Spectral comparison among four tasks.
The spectrums were then converted to the time domain for further evaluations (Figure 2): for both original data and synthesized data, “pull” and “push” signals demonstrate periodic fluctuations around a baseline, with ‘pull’ task marked by an amplitude of approximately 4 × 10−3 and “push” task by 2 × 10−3. Meanwhile, “squat lifting” and “stoop lifting” exhibit a uniform distribution around the zero point, with ‘squat lifting’ task reaching an amplitude of 10−2, significantly higher than “stoop lifting” at 10−3.

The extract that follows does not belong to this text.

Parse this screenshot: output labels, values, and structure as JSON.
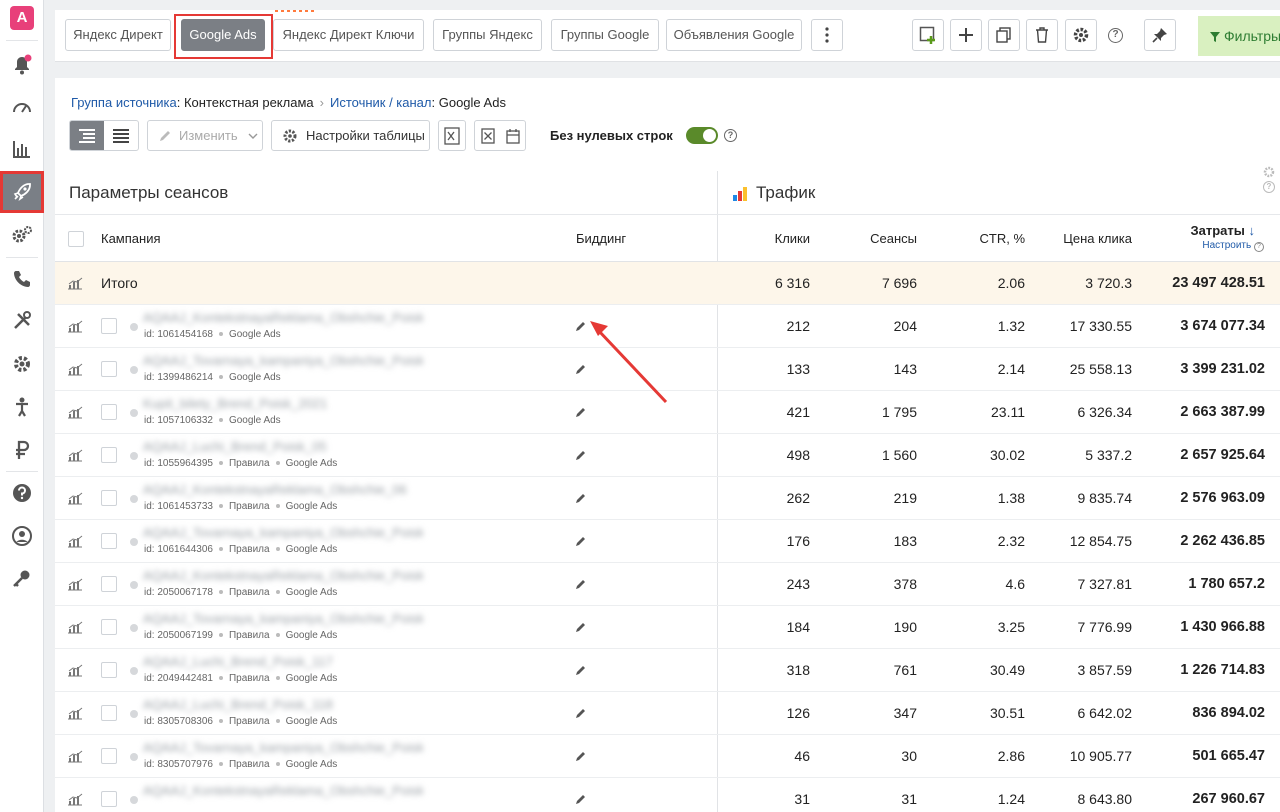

Time domain comparison among four tasks.
Through the visual evaluation, it appears the patterns and amplitudes of the synthesized outputs align well with those of the original data, confirming the fidelity of the proposed synthesis process in replicating EMG signal variations in both the frequency and time domains.
Conclusion
This study assessed the effectiveness of conditional diffusion models in generating high-fidelity EMG signals associated with MMH tasks. The results present a novel approach to address the significant challenge of data shortage in occupational health research by generating non-identified EMG signals. Aggregating these non-identified EMG signals could enhance the creation of a more comprehensive dataset covering various occupational tasks. It is important to note that in the current study, the evaluation of the synthesized data relied solely on visual inspection and comparison. Future research should also incorporate analytical scrutiny of the synthesized data using statistical metrics. Additionally, the potential of combining synthesized data with machine learning techniques for creating a robust biomechanical risk exposure assessment tool warrants further investigation.
Footnotes
Declaration of Conflicting Interests
The author(s) declared no potential conflicts of interest with respect to the research, authorship, and/or publication of this article.
Funding
The author(s) disclosed receipt of the following financial support for the research, authorship, and/or publication of this article: This manuscript is based on work supported by the National Science Foundation under Grant #2024688.